E The Court of Appeal Decision
The Court of Appeal recognised the tension between the Brussels intention of protecting the weaker party to the transaction but also respecting the contractual intentions of the parties. It also accepted that the settlement plainly post dated some (but not all) of the disputes between the parties. It also frankly accepted the objective ‘sense’ of the matter being heard in Holland whilst recognising that under Brussels it had no discretion in that regard.
The Court of Appeal endorsed the ‘Jenard Test’ -taken from a report prior to the enactment of Brussels- that in order for the Article 23 test to be satisfied that (paragraph 44)
|Limb 1: The parties disagree on a specific point; and
|Limb 2: Legal proceedings are imminent or contemplated.
Thus, under this test, the parties are not free to enter into a jurisdiction agreement departing from the Section 5 jurisdiction regime unless and until both Limb 1 and Limb 2 are satisfied.”
The High Court had found on the facts that the parties were each aware of some of the matters which formed the subject matter of the dispute but at the time of the settlement agreement they had not “joined issue or communicated with each other about those specific issues”. It had also found that jurisdiction clauses in settlement agreements were no different from similar clauses in employment contracts themselves.
In applying the Jenard test the Court of Appeal said this:
…The inescapable connotation of disagreement on a specific point is that the parties have “joined issue” on that specific point.

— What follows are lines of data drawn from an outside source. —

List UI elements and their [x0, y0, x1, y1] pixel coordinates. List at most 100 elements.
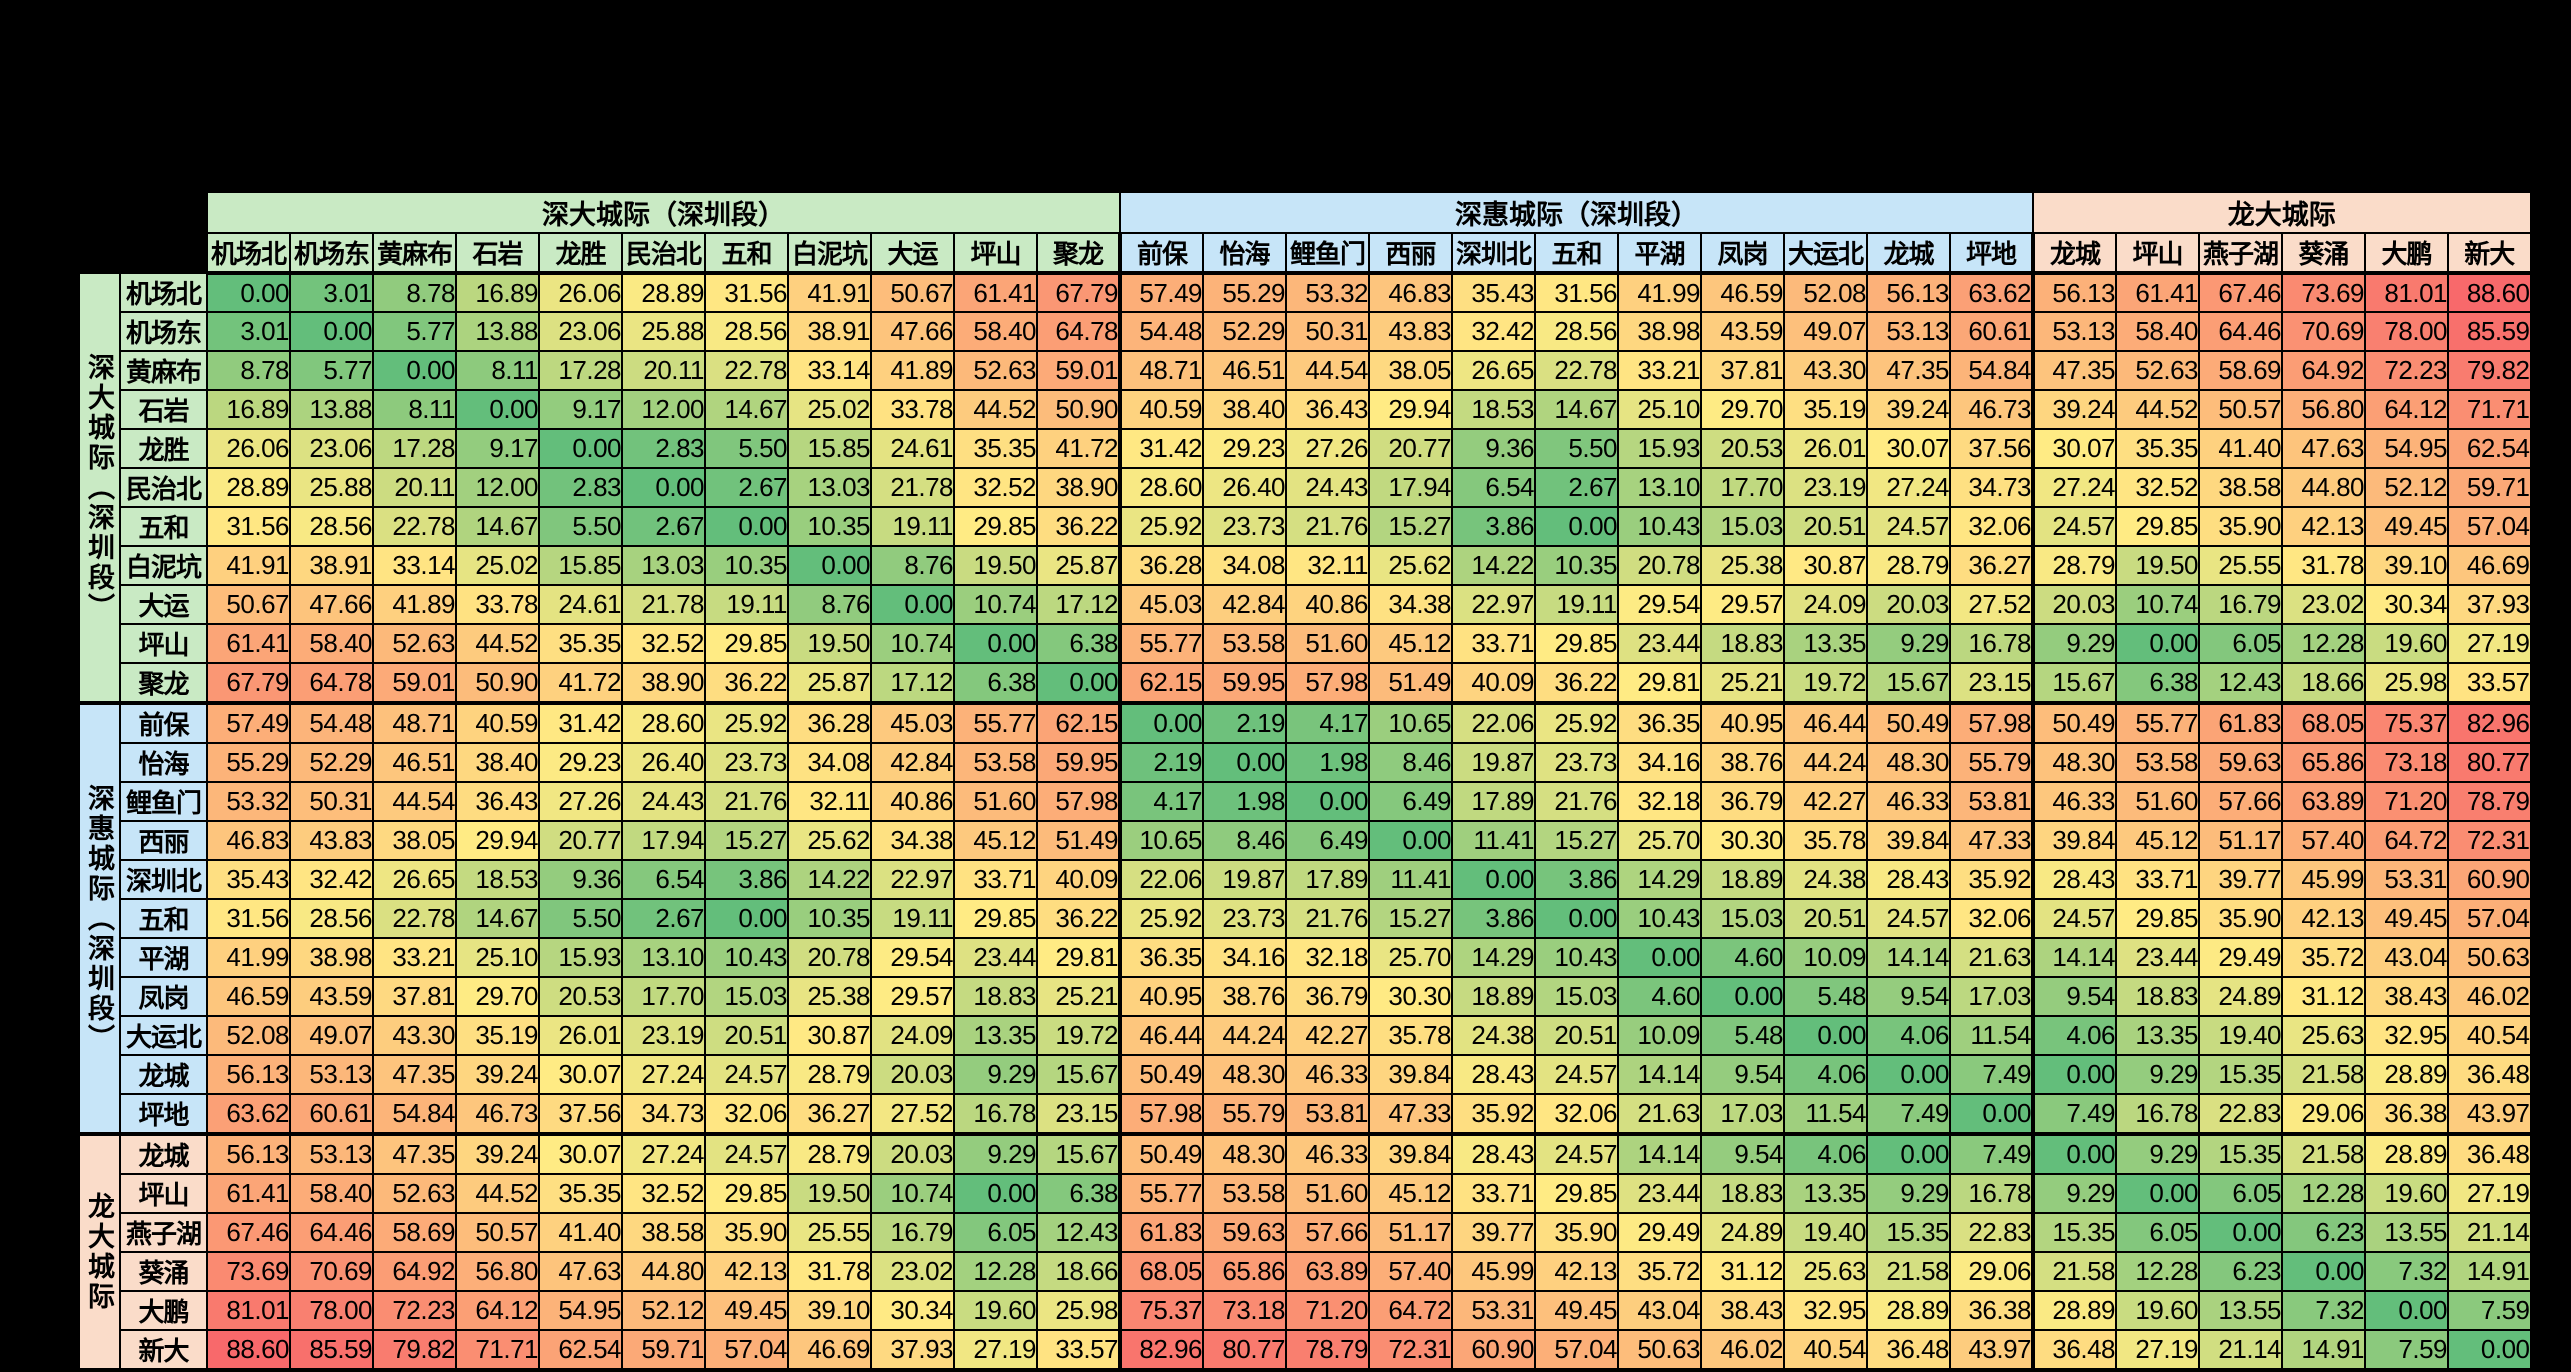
col-header-3[interactable]: 黄麻布 [372, 232, 457, 275]
cell-16-10[interactable]: 33.71 [953, 859, 1038, 900]
cell-7-27[interactable]: 49.45 [2364, 506, 2449, 547]
cell-27-12[interactable]: 75.37 [1119, 1290, 1204, 1331]
cell-9-5[interactable]: 24.61 [538, 584, 623, 625]
cell-20-28[interactable]: 40.54 [2447, 1015, 2532, 1056]
col-header-6[interactable]: 民治北 [621, 232, 706, 275]
cell-13-9[interactable]: 42.84 [870, 742, 955, 783]
cell-28-21[interactable]: 36.48 [1866, 1329, 1951, 1371]
cell-22-22[interactable]: 0.00 [1949, 1093, 2035, 1136]
cell-7-3[interactable]: 22.78 [372, 506, 457, 547]
cell-4-23[interactable]: 39.24 [2032, 389, 2117, 430]
cell-20-23[interactable]: 4.06 [2032, 1015, 2117, 1056]
cell-25-26[interactable]: 6.23 [2281, 1212, 2366, 1253]
cell-19-15[interactable]: 30.30 [1368, 976, 1453, 1017]
cell-22-26[interactable]: 29.06 [2281, 1093, 2366, 1136]
cell-7-19[interactable]: 15.03 [1700, 506, 1785, 547]
line-group-header-shenhui[interactable]: 深惠城际（深圳段） [1119, 190, 2034, 234]
col-header-20[interactable]: 大运北 [1783, 232, 1868, 275]
cell-28-15[interactable]: 72.31 [1368, 1329, 1453, 1371]
cell-16-4[interactable]: 18.53 [455, 859, 540, 900]
cell-4-27[interactable]: 64.12 [2364, 389, 2449, 430]
cell-26-21[interactable]: 21.58 [1866, 1251, 1951, 1292]
cell-23-3[interactable]: 47.35 [372, 1133, 457, 1175]
cell-20-18[interactable]: 10.09 [1617, 1015, 1702, 1056]
cell-6-7[interactable]: 2.67 [704, 467, 789, 508]
cell-5-27[interactable]: 54.95 [2364, 428, 2449, 469]
cell-10-17[interactable]: 29.85 [1534, 623, 1619, 664]
cell-9-14[interactable]: 40.86 [1285, 584, 1370, 625]
cell-2-5[interactable]: 23.06 [538, 311, 623, 352]
cell-10-22[interactable]: 16.78 [1949, 623, 2035, 664]
cell-4-2[interactable]: 13.88 [289, 389, 374, 430]
cell-18-27[interactable]: 43.04 [2364, 937, 2449, 978]
cell-15-28[interactable]: 72.31 [2447, 820, 2532, 861]
cell-18-28[interactable]: 50.63 [2447, 937, 2532, 978]
cell-7-7[interactable]: 0.00 [704, 506, 789, 547]
cell-7-1[interactable]: 31.56 [206, 506, 291, 547]
cell-17-15[interactable]: 15.27 [1368, 898, 1453, 939]
cell-18-10[interactable]: 23.44 [953, 937, 1038, 978]
col-header-22[interactable]: 坪地 [1949, 232, 2035, 275]
cell-24-7[interactable]: 29.85 [704, 1173, 789, 1214]
cell-9-10[interactable]: 10.74 [953, 584, 1038, 625]
cell-6-19[interactable]: 17.70 [1700, 467, 1785, 508]
cell-8-25[interactable]: 25.55 [2198, 545, 2283, 586]
cell-13-2[interactable]: 52.29 [289, 742, 374, 783]
cell-21-21[interactable]: 0.00 [1866, 1054, 1951, 1095]
cell-28-8[interactable]: 46.69 [787, 1329, 872, 1371]
cell-25-4[interactable]: 50.57 [455, 1212, 540, 1253]
cell-23-4[interactable]: 39.24 [455, 1133, 540, 1175]
cell-19-17[interactable]: 15.03 [1534, 976, 1619, 1017]
cell-1-7[interactable]: 31.56 [704, 272, 789, 313]
cell-25-10[interactable]: 6.05 [953, 1212, 1038, 1253]
cell-14-19[interactable]: 36.79 [1700, 781, 1785, 822]
cell-26-25[interactable]: 6.23 [2198, 1251, 2283, 1292]
cell-22-20[interactable]: 11.54 [1783, 1093, 1868, 1136]
cell-17-19[interactable]: 15.03 [1700, 898, 1785, 939]
cell-5-11[interactable]: 41.72 [1036, 428, 1122, 469]
cell-19-14[interactable]: 36.79 [1285, 976, 1370, 1017]
cell-24-10[interactable]: 0.00 [953, 1173, 1038, 1214]
cell-21-15[interactable]: 39.84 [1368, 1054, 1453, 1095]
cell-9-19[interactable]: 29.57 [1700, 584, 1785, 625]
cell-6-23[interactable]: 27.24 [2032, 467, 2117, 508]
cell-10-25[interactable]: 6.05 [2198, 623, 2283, 664]
cell-27-4[interactable]: 64.12 [455, 1290, 540, 1331]
cell-9-25[interactable]: 16.79 [2198, 584, 2283, 625]
cell-2-17[interactable]: 28.56 [1534, 311, 1619, 352]
col-header-17[interactable]: 五和 [1534, 232, 1619, 275]
col-header-11[interactable]: 聚龙 [1036, 232, 1122, 275]
cell-21-17[interactable]: 24.57 [1534, 1054, 1619, 1095]
cell-21-19[interactable]: 9.54 [1700, 1054, 1785, 1095]
cell-16-9[interactable]: 22.97 [870, 859, 955, 900]
cell-20-4[interactable]: 35.19 [455, 1015, 540, 1056]
cell-10-3[interactable]: 52.63 [372, 623, 457, 664]
cell-8-8[interactable]: 0.00 [787, 545, 872, 586]
cell-3-26[interactable]: 64.92 [2281, 350, 2366, 391]
cell-9-15[interactable]: 34.38 [1368, 584, 1453, 625]
cell-17-10[interactable]: 29.85 [953, 898, 1038, 939]
cell-27-26[interactable]: 7.32 [2281, 1290, 2366, 1331]
cell-17-17[interactable]: 0.00 [1534, 898, 1619, 939]
cell-11-2[interactable]: 64.78 [289, 662, 374, 705]
cell-15-17[interactable]: 15.27 [1534, 820, 1619, 861]
cell-21-9[interactable]: 20.03 [870, 1054, 955, 1095]
cell-12-15[interactable]: 10.65 [1368, 702, 1453, 744]
cell-15-1[interactable]: 46.83 [206, 820, 291, 861]
cell-28-9[interactable]: 37.93 [870, 1329, 955, 1371]
cell-17-13[interactable]: 23.73 [1202, 898, 1287, 939]
cell-10-21[interactable]: 9.29 [1866, 623, 1951, 664]
cell-25-9[interactable]: 16.79 [870, 1212, 955, 1253]
cell-5-10[interactable]: 35.35 [953, 428, 1038, 469]
cell-4-11[interactable]: 50.90 [1036, 389, 1122, 430]
row-group-label-2[interactable]: 深惠城际（深圳段） [77, 702, 121, 1136]
cell-3-8[interactable]: 33.14 [787, 350, 872, 391]
cell-12-4[interactable]: 40.59 [455, 702, 540, 744]
cell-8-1[interactable]: 41.91 [206, 545, 291, 586]
cell-22-13[interactable]: 55.79 [1202, 1093, 1287, 1136]
cell-2-23[interactable]: 53.13 [2032, 311, 2117, 352]
cell-10-15[interactable]: 45.12 [1368, 623, 1453, 664]
cell-12-18[interactable]: 36.35 [1617, 702, 1702, 744]
cell-28-20[interactable]: 40.54 [1783, 1329, 1868, 1371]
cell-24-9[interactable]: 10.74 [870, 1173, 955, 1214]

I am unable therefore to accept [counsel’s] submission that the Judge had added an unwarranted gloss to the Jenard test. It further seems to me that [counsel] was plainly correct to say that a dispute cannot have arisen before there has been communication as to its subject-matter by one party to the other. Given the context of these protective provisions and the premium placed on certainty and predictability, the outcome cannot sensibly turn on what one party (the presumptively weaker party) may have gleaned from a third party (at all events, a third party not an authorised agent of the “presumptively stronger party”). And
…The reason is that settlement agreements, especially if widely drafted, frequently encompass potential as well as actual disputes. Potential disputes will not, however, satisfy Art. 23(1). Moreover, with regard to Art. 23(1), settlement agreements do not comprise some special category, so that it remains necessary to distinguish actual from potential disputes. In terms of the Settlement Agreement, the subject-matter of this action comprised no more than a potential dispute.”
On the facts the Court of Appeal upheld the High Court’s determination that the test was not satisfied as follows:
|At the time of the settlement agreement there had been no communication at all between the parties on the issue of kickbacks;
|The dispute between the Claimant and the Defendant was at the time of conclusion of
|Despite the wisdom of litigating the claim in Holland there was no such discretion afforded to a court under Brussels.
The Court of Appeal’s judgment on this issue did conclude with the following observation:
“That decision does not mean that Mr Merinson may not ultimately prevail in his reliance on the Settlement Agreement as barring the claims now pursued against him. The decision means no more than that the Annulment Claims can be considered by the English Court. Like the Dutch Court, however, the English Court must apply Dutch law when considering those claims. The English Court is vastly experienced in deciding questions of foreign law, so that the outcome ought to be unaffected.”
On the basis of the above application of Brussels it seems likely that a forensic assessment of the extent to which a dispute has arisen in all respects shall be required when assessing the effect of a jurisdiction provision. It is only if such a dispute has indeed arisen and been communicated that the effect of a settlement agreement shall be to displace the normal rule that an employee must be sued in their state of domicile. Thus drafters of such documents shall need to bear that concern in mind.